Branched Path Tracing
Let's say you have set Diffuse samples to 2 and Glossy to 4 and Transmission to 3 in your render settings. When the camera ray hits the surface, it will send out two Glossy rays (in the same random way as before) and four Diffuse rays. Their values will then be mixed together according to the Mix Shader. Since your material doesn't have a Transparent node, none of the six Transmission rays will be sent out, leaving the pass image black at that position. In the end, your Transmission Samples number won't affect render time on that specific material in a noticeable way.
Experiment
I set up a simple test scene with a Material having 50% red Diffuse and 50% white Glossy on all objects (a plane and the default cube).

With 1 sample for Diffuse, 8 for Glossy, 1 for the rest and 4 AA samples, it takes me 31 seconds to render. Setting all values except Diffuse and Glossy to 128, it renders for 32 seconds.
What would happen if we set the values to zero?
Let's say we set the amount of Transmission samples to zero. If our material is not transparent, the value can be set to any number, so setting it to zero doesn't make a difference. But what if our material contains, let's say, a Glass Shader?
Blender won't send any transmission rays but will need some values to calculate the final material color. This is the same as sending a ray and then killing it immediately. So we can assume, that the transmission ray would return a black value. The transmission pass image would remain black, as wished. The glass would probably look very ugly like some glossy mixed with black emission.
Why is 1 the minimum?
I don't know. To find out, find the developer who made this feature or worked on it and ask him. You can start your search here. Possible reasons could be (just me guessing):
- Nobody thought it could be useful to someone, someday. Since having the ability to setting it to zero caused other problems (like, unexperienced users using it and getting black renders)

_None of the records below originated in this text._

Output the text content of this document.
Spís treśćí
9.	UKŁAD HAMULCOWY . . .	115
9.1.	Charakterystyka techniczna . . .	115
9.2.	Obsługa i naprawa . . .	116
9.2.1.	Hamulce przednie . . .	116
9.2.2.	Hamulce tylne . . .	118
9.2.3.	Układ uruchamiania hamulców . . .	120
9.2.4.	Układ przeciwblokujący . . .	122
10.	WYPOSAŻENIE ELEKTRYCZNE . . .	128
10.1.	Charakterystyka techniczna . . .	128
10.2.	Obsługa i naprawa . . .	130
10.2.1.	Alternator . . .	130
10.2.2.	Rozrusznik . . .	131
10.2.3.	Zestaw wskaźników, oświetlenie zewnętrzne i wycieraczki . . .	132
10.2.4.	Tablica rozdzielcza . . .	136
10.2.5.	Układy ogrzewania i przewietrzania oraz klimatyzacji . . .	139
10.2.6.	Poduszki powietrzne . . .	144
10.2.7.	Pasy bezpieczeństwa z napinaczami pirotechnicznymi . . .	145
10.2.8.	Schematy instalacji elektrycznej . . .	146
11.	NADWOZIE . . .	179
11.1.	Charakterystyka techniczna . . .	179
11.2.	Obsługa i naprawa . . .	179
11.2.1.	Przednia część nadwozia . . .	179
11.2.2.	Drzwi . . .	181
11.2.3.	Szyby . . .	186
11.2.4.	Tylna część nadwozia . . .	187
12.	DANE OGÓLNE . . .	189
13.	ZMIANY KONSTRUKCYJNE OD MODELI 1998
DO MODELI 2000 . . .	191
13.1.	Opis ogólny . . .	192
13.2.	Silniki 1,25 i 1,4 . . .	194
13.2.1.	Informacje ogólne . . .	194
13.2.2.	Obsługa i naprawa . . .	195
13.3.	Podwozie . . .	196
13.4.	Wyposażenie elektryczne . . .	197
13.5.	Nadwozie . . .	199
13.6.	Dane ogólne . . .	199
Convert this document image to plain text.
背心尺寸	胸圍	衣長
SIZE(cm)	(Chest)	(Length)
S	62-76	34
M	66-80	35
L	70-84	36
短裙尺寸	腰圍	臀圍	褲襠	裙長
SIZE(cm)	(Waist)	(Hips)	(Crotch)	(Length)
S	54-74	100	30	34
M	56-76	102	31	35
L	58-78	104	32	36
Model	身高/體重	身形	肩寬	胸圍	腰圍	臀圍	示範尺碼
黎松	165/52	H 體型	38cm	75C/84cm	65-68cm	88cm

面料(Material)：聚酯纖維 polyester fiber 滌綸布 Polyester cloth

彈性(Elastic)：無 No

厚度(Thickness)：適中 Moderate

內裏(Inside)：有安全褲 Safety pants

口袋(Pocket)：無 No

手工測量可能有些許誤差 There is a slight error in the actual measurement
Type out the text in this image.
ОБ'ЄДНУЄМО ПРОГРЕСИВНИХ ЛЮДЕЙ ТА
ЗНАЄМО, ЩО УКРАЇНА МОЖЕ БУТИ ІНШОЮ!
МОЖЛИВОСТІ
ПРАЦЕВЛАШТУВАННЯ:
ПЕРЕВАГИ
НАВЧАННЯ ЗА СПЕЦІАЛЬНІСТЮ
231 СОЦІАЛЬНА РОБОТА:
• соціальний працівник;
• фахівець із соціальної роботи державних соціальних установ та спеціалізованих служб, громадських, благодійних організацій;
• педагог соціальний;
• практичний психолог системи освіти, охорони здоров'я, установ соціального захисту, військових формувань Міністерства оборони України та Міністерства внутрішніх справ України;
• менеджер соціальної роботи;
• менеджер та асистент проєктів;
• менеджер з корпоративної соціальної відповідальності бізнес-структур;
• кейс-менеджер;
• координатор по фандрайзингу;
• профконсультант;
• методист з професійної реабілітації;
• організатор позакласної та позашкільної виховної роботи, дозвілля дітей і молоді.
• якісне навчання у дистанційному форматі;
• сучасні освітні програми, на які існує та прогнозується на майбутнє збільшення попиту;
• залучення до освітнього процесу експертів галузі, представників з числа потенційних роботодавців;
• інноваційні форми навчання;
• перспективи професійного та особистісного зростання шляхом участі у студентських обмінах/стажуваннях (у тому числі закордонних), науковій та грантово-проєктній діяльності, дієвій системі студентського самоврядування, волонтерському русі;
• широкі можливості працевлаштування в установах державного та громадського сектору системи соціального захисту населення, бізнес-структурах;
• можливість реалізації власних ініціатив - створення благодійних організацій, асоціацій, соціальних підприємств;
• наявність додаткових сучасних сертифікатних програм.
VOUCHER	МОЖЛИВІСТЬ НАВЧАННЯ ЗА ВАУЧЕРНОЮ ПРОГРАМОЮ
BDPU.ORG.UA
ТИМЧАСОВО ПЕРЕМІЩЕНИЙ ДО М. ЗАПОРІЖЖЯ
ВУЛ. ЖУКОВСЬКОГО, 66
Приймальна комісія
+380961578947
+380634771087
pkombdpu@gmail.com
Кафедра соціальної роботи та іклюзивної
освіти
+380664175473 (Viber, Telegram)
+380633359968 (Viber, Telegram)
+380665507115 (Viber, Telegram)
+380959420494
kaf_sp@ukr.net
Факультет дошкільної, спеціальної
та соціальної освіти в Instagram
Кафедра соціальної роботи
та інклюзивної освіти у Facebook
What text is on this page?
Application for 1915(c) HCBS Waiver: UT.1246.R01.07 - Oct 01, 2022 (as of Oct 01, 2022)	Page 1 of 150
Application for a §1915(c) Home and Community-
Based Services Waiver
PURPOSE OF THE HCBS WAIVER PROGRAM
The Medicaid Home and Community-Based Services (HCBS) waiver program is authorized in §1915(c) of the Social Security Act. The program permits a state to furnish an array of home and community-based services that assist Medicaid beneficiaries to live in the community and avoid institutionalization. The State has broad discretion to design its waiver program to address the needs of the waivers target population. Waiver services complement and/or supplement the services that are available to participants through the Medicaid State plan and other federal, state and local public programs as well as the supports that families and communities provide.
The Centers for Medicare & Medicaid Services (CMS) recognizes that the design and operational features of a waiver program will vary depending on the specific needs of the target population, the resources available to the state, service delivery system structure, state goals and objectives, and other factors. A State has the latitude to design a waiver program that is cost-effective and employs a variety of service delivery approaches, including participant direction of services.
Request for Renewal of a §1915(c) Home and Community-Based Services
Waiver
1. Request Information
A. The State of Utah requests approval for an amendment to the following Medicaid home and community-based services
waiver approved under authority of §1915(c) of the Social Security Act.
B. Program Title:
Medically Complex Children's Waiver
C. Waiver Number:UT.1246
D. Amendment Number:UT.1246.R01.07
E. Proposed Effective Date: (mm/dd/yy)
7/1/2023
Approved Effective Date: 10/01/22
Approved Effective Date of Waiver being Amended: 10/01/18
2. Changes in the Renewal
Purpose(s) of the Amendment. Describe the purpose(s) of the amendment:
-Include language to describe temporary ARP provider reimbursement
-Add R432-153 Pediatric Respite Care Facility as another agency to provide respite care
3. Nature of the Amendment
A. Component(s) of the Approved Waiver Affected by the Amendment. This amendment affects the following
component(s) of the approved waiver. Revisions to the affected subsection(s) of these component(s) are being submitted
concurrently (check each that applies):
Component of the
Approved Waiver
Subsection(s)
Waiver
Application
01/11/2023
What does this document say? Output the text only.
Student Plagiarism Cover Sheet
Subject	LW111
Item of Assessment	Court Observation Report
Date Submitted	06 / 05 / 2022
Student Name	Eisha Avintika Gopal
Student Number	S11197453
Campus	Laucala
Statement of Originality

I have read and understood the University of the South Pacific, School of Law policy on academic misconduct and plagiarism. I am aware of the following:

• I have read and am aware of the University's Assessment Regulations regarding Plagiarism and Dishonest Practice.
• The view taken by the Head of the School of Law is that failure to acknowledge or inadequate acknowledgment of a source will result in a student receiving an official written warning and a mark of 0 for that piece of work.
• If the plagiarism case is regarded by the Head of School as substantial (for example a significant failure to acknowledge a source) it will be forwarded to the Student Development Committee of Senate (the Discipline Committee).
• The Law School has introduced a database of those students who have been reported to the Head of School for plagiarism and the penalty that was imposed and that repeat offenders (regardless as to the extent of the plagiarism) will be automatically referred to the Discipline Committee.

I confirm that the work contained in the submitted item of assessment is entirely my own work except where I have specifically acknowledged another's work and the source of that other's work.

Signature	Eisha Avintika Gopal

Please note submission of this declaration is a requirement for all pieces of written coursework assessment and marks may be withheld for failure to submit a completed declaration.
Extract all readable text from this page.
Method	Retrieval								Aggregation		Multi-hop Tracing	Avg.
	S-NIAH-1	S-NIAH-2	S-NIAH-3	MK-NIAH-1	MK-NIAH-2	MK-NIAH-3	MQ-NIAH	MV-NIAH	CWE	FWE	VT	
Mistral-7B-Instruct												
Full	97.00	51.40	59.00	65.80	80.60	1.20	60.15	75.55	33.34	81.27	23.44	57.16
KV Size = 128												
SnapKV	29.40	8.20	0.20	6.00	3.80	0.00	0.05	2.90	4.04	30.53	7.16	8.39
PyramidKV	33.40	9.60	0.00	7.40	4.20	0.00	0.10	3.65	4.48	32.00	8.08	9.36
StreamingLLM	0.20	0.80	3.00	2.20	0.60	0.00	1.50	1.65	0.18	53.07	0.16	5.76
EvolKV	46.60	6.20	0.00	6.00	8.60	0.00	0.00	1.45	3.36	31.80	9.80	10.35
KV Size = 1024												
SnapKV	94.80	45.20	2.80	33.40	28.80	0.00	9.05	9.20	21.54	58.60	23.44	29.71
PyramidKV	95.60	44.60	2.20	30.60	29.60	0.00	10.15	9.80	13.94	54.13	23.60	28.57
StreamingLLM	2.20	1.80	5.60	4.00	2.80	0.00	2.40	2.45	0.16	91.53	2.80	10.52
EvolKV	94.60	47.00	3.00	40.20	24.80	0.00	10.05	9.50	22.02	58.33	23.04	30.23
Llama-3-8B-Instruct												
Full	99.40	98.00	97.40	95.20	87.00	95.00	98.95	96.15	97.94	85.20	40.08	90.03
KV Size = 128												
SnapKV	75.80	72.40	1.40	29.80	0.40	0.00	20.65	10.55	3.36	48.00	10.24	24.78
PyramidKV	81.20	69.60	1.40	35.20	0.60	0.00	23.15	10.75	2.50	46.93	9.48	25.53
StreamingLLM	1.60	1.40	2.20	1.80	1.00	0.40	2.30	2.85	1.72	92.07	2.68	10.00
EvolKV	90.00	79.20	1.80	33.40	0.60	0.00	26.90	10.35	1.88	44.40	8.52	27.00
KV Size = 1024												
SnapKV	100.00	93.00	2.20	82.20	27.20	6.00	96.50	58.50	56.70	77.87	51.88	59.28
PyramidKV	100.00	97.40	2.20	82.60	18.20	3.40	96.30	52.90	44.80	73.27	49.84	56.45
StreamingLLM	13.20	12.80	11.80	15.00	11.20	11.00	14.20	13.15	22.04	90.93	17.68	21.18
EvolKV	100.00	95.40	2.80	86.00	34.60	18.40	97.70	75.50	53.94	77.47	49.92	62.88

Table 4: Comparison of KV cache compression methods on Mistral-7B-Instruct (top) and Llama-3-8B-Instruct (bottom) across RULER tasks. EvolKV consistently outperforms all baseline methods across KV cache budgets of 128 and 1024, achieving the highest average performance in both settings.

- Technical reasons. Perhaps it is more complicated than that to handle missing passes
- Time: Due to the reasons above it was not worth the effort implementing
Workaround
If you want to work around the issue and get the possibility to disable passes, I found two (relatively) simple ways. A doesn't speed up render time, but should at least be accurate if you don't use volumetrics; B speeds up rendering, but requires more work to make accurate.
A - Compositor
Easy to set up, doesn't speed up render time. See here for how to combine them. Note, that you will have to separate the volumetric pass or you'll use the volumetrics if you are using them. Further information and node group download
B - Material node groups
Create a node group per shader type that allows you to disable it by mixing it with an Emission shader. Here's the node group for a new Glass Shader:

Create a node group for each Shader you are using and use them all the time. By setting the mix factor to 0 or 1, you can enable or disable certain shaders. This will do almost the same as setting the samples count for this ray type to 0. The difference is that one works on a per ray-type basis, the other on a per-shader basis. If you want to remove only transmission rays from a Glass Shader, you'll need to create your own one using Glossy and Refraction shaders.
This method shouldn't increase render time normally because node groups and Mix nodes with fac 0 or 1 get optimized automatically during compilation. If you disable some shaders, computation will be faster because Emission Shaders are fast to compute.